Is there literature arguing that code and English brevity usually or always correspond to each other?
I don't know of any.
If not, then most of our reasons for accepting Occam’s Razor wouldn’t apply to SI.
I think some of the reasoning makes sense in a pointless sort of way. e.g. the hypothesis 1100
corresponds to the program "output 1 and stop". The input data is from an experiment, and the experiment was "does the observation match our theory?", and the result was 1
. The program 1100
gets fed into SI pretty early, and it matches the predicted output. The reason this works is that SI found a program which has info about 'the observation matching the theory' already encoded, and we fed in observation data with that encoding. Similarly, the question "does the observation match our theory?" is short and elegant like the program. The whole thing works out because all the real work is done elsewhere (in the abstraction layer).
Yeah okay, I think that's fair.
My issue generally (which is in my reply to johnswentworth) is the overhead is non-negligible if you're going to invoke a human. In that case we can't conclude that simplicity would carry over from the english representation to the code representation. So this argument doesn't answer the question.
You do say it's a loose bound, but I don't think it's useful. One big reason is that the overhead would dwarf any program we'd ever run, and pretty much every program would look identical b/c of the overhead. For simplicity to carry over we need relatively small overhead (even like the entire python runtime is only like 20mb extra via py2exe, much smaller than a mind and definitely not simple).
Maybe it's worth mentioning the question in OP: I read it as: "why would stuff the simplicity an idea had in one form (code) necessarily correspond to simplicity when it is in another form (english)? or more generally: why would the complexity of an idea stay roughly the same when the idea is expressed through different abstraction layers?" After that there's implications for Occam's Razor.
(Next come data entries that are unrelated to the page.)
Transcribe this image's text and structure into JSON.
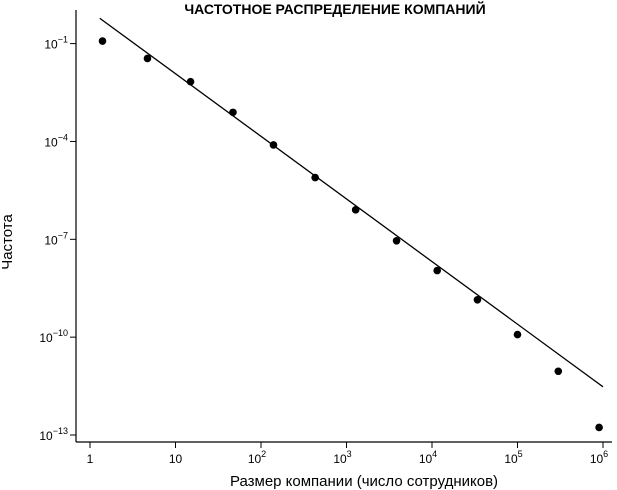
{
  "chart_data": {
    "type": "scatter",
    "title": "ЧАСТОТНОЕ РАСПРЕДЕЛЕНИЕ КОМПАНИЙ",
    "xlabel": "Размер компании (число сотрудников)",
    "ylabel": "Частота",
    "x_scale": "log",
    "y_scale": "log",
    "xlim": [
      1,
      1000000
    ],
    "ylim": [
      1e-13,
      1
    ],
    "x_ticks": [
      {
        "value": 1,
        "base": "1",
        "exp": ""
      },
      {
        "value": 10,
        "base": "10",
        "exp": ""
      },
      {
        "value": 100,
        "base": "10",
        "exp": "2"
      },
      {
        "value": 1000,
        "base": "10",
        "exp": "3"
      },
      {
        "value": 10000,
        "base": "10",
        "exp": "4"
      },
      {
        "value": 100000,
        "base": "10",
        "exp": "5"
      },
      {
        "value": 1000000,
        "base": "10",
        "exp": "6"
      }
    ],
    "y_ticks": [
      {
        "value": 1e-13,
        "base": "10",
        "exp": "−13"
      },
      {
        "value": 1e-10,
        "base": "10",
        "exp": "−10"
      },
      {
        "value": 1e-07,
        "base": "10",
        "exp": "−7"
      },
      {
        "value": 0.0001,
        "base": "10",
        "exp": "−4"
      },
      {
        "value": 0.1,
        "base": "10",
        "exp": "−1"
      }
    ],
    "series": [
      {
        "points": [
          {
            "x": 1.4,
            "y": 0.12
          },
          {
            "x": 4.7,
            "y": 0.035
          },
          {
            "x": 15,
            "y": 0.0068
          },
          {
            "x": 47,
            "y": 0.00078
          },
          {
            "x": 140,
            "y": 7.8e-05
          },
          {
            "x": 430,
            "y": 7.8e-06
          },
          {
            "x": 1280,
            "y": 8e-07
          },
          {
            "x": 3850,
            "y": 9e-08
          },
          {
            "x": 11500,
            "y": 1.1e-08
          },
          {
            "x": 34000,
            "y": 1.4e-09
          },
          {
            "x": 100000,
            "y": 1.2e-10
          },
          {
            "x": 300000,
            "y": 9e-12
          },
          {
            "x": 900000,
            "y": 1.7e-13
          }
        ]
      }
    ],
    "fit_line": {
      "x": [
        1.3,
        1000000
      ],
      "y": [
        0.6,
        3e-12
      ]
    },
    "grid": false,
    "legend": "none"
  }
}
Particularly it's relevant b/c occam's razor would give different answers when comparing ideas at different levels of abstraction, and if that's the case we can't be sure that ideas which are simple in english will be simple in code and we don't have a reason for Occam's Razor applying to SI.
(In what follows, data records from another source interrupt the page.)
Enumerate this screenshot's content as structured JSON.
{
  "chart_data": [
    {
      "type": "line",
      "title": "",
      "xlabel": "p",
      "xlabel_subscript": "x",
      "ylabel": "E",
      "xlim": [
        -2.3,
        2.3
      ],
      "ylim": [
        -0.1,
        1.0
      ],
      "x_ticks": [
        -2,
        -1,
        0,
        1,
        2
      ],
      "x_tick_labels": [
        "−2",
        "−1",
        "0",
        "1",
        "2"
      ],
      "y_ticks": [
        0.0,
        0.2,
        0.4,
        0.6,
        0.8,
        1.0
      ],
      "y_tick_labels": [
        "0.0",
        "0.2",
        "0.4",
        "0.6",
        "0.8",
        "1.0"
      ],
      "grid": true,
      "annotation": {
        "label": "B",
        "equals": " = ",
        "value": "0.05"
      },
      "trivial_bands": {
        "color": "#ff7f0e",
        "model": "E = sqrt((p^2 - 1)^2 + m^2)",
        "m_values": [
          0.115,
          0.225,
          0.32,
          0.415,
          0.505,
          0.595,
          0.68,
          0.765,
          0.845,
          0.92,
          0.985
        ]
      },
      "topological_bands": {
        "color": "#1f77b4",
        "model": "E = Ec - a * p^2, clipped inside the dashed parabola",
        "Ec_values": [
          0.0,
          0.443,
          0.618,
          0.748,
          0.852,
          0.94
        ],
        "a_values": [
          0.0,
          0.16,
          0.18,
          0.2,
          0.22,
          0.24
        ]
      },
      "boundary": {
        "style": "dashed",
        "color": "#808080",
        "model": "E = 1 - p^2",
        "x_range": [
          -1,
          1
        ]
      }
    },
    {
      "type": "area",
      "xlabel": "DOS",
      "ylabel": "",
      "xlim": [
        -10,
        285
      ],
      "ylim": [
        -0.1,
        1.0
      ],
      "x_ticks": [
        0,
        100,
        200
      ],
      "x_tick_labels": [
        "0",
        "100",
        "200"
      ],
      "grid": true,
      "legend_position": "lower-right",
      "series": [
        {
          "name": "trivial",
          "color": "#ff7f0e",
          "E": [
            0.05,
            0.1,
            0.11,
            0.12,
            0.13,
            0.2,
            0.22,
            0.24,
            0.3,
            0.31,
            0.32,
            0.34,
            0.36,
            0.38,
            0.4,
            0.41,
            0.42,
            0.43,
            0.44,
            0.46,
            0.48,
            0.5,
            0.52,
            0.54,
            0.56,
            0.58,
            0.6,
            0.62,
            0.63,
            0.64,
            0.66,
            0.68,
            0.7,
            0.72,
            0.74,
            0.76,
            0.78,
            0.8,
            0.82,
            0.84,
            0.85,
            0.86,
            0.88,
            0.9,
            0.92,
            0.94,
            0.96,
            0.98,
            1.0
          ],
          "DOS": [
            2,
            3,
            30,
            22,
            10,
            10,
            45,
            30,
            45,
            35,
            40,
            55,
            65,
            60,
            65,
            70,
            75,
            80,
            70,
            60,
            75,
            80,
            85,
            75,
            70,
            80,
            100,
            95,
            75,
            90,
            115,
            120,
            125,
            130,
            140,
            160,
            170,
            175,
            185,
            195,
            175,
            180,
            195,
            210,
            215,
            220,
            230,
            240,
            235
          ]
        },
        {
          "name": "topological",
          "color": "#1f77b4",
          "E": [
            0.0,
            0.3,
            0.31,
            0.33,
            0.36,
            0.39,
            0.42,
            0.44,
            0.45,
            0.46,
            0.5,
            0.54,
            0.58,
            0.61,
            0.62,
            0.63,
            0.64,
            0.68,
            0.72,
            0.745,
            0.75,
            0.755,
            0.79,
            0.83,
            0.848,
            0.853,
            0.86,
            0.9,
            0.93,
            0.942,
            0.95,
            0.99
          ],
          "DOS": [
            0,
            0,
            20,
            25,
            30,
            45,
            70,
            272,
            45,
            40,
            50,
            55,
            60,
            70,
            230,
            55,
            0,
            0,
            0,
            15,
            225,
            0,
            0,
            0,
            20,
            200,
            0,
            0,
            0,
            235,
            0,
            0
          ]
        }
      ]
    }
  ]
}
Does that line up with what you think OP is about? If not we might be talking cross-purposes.
Ahh okay; first class functions.
Re "perform operations on [functions]": you can make new functions and partially or fully apply functions, but that's about it. (that does mean you can partially apply functions and pass them on, though, which is super useful)
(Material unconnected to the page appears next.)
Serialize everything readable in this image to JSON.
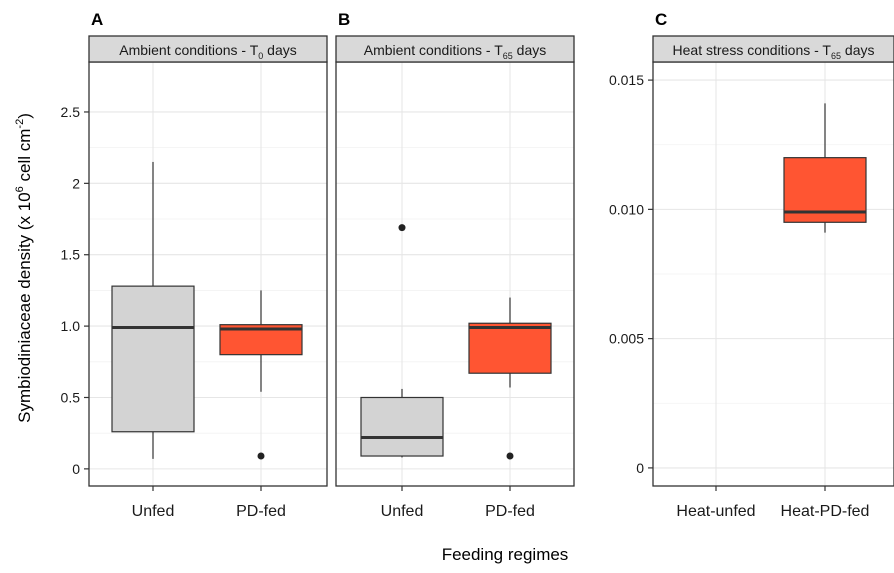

I agree with you that the theoretical upper bound on the minimum overhead is the size of a compiler/interpreter.
I think we might disagree on this, though: the compiler/interpreter includes data such as initial conditions (e.g. binary extensions, dynamic libraries, etc). I think this is an issue b/c there's no upper bound on that. If you invoke a whole person then it's an issue b/c for that person to solve more and more complex problems (or a wider and wider array) those initial conditions are going to grow correspondingly. Our estimates for the data requirements to store a mind are like 1020 bits. I'd expect the minimum required data to drop as problems got "simpler", but my intuition is that pattern is not the same pattern as what Occam's Razor gives us (e.g. minds taking less data can still think about what Thor would do).